The full text of the letter can be found here and below:

                                 

Dear Secretary Yellen,

 

We write regarding implementation of the Emergency Rental Assistance (ERA) program, established by the year-end COVID-19 relief and FY21 funding legislation, which makes available $25 billion to assist households that are unable to pay rent and utilities due to the COVID-19 pandemic. As the U.S. Department of the Treasury (the Department) finalizes guidance for the ERA program, we urge you to exercise your authority to make the permissible uses of these funds as broad as possible under the law to ensure States, U.S. Territories, local governments, and Indian tribes have the necessary flexibilities to meet the emergent needs of household across our country.

 

We have heard from public housing authorities, homeless shelters, landlords, housing finance authorities and affordable housing advocates across New Hampshire who are deeply concerned about the devastating impacts the COVID-19 crisis has had on housing security and homelessness in New Hampshire – challenges that existed before the pandemic and have only been exacerbated by the current public health and economic emergency. According to reports released by the New Hampshire Housing Finance Authority, the high demand for apartments, short supply and low vacancy rate are taking a toll on affordable housing options available to Granite Staters.
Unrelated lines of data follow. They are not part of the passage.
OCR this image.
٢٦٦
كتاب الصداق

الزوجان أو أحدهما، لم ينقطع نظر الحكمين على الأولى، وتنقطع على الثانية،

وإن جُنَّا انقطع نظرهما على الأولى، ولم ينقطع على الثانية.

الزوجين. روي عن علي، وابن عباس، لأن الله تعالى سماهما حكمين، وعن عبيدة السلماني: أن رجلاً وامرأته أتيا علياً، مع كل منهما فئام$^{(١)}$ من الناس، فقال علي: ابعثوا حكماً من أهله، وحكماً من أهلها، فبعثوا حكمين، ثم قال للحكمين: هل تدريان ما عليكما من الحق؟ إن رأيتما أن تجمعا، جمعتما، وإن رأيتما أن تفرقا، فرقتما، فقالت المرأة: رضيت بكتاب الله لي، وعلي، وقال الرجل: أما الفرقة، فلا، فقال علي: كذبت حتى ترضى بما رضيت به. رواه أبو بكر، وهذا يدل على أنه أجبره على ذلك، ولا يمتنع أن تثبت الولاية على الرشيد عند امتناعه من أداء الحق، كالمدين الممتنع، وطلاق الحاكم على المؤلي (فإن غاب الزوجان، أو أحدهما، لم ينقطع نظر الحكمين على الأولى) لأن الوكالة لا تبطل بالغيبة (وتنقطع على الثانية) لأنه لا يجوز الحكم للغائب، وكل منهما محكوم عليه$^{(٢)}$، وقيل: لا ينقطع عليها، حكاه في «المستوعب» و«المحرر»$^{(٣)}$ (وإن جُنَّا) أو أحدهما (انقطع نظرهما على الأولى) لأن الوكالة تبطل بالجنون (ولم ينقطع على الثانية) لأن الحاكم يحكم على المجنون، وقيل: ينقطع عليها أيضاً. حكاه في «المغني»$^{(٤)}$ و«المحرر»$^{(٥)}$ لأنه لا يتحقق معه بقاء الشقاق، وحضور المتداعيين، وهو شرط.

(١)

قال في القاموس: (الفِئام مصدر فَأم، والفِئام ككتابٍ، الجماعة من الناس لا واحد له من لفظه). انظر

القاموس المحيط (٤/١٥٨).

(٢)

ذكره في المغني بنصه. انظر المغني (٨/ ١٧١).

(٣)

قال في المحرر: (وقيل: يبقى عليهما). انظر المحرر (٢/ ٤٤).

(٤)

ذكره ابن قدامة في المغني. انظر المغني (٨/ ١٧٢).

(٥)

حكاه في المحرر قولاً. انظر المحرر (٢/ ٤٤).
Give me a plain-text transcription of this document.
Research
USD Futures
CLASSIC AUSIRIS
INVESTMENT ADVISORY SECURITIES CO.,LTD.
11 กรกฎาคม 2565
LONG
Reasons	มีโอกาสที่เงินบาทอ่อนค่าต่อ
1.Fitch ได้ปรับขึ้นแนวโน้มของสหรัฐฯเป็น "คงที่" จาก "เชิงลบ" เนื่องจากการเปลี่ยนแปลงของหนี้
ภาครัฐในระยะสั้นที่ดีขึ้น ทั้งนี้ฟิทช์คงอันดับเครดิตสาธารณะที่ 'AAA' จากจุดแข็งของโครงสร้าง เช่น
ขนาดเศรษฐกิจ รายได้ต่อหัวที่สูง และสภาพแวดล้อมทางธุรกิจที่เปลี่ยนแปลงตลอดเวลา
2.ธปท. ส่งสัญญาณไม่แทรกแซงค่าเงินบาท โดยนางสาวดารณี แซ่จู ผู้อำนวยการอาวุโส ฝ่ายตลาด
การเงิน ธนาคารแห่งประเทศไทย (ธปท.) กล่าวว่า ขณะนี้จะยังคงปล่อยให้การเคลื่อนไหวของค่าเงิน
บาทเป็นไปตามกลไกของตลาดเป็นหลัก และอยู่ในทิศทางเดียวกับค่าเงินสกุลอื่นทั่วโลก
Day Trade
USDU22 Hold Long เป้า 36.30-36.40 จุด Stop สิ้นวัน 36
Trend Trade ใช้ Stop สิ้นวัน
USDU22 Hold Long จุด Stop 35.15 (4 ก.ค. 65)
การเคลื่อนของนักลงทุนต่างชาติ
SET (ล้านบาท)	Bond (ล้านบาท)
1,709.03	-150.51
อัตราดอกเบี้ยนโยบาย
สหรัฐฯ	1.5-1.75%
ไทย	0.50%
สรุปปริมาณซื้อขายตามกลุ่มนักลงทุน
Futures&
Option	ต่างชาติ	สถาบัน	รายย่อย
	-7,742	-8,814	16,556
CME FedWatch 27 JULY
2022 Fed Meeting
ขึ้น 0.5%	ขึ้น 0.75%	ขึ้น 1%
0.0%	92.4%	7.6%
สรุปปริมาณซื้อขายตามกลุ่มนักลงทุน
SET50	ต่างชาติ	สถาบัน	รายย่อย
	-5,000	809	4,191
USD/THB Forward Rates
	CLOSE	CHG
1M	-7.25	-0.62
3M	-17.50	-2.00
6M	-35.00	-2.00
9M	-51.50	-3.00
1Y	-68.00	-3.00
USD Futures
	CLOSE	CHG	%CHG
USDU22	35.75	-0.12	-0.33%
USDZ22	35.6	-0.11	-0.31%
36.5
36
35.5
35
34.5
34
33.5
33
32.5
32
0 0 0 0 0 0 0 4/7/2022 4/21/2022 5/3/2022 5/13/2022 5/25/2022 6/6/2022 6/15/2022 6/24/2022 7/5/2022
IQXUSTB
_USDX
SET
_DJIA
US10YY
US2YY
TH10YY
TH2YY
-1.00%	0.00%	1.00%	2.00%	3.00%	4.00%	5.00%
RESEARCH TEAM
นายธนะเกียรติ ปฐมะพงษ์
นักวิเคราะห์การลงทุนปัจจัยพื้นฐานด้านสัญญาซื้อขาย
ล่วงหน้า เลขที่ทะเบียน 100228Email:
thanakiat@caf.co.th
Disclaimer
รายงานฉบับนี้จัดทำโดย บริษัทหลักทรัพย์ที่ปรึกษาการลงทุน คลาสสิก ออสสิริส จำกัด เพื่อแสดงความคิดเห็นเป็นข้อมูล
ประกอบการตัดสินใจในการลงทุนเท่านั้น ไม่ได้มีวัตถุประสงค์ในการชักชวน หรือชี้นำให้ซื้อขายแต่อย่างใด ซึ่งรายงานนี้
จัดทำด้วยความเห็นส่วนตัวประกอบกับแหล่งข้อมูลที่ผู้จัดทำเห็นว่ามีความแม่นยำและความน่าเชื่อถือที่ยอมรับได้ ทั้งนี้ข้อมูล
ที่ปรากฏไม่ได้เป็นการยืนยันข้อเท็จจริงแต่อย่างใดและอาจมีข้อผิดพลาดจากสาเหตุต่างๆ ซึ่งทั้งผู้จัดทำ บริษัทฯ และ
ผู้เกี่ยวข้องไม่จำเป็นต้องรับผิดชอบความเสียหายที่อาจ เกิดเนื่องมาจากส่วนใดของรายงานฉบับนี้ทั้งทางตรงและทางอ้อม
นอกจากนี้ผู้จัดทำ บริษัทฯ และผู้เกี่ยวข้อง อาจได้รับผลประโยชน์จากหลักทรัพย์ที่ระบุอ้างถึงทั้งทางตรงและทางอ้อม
New Hampshire’s gross median rent for two- bedroom units has increased by 5% since last year and the gross median rent for all units has increased by 2%. A balanced market for landlords and tenants is considered to have a 5% vacancy rate; New Hampshire’s vacancy rate for all units is currently just 1.8%. In comparison, the U.S. vacancy rate is 6.6% and in the Northeast it is 5.5%.

 

The number of families experiencing housing insecurity is increasing and our homeless shelters have been forced to open up additional locations to safely accommodate the growing demand for beds while abiding by social distancing protocols, now is not the time for a narrow interpretation of how ERA funds can be put to use. The statute provides that ERA funds may be used for “other expenses” as related to housing incurred due, directly or indirectly, to COVID-19, as defined by the Secretary. We strongly urge you to provide as much flexibility as possible when defining eligible expenses to allow grantees to maximize the impact of ERA funds as they combat the growing affordable housing crisis.

 

In addition, access to internet and telephone services have become vital as households shift to learning, working and receiving medical care remotely. Currently, utilities covered by ERA funds do not include these critical services. We request that internet and telephone costs be included as eligible expenses under the ERA program to the extent possible under the law.

 

States, U.S. Territories, local governments, and Indian tribes need every available resource at their disposal to meet the needs of our communities. Guidance from the Department that prioritizes flexibility will be pivotal in allowing grantees to help keep as many families housed as possible. Thank you for your attention to this urgent matter.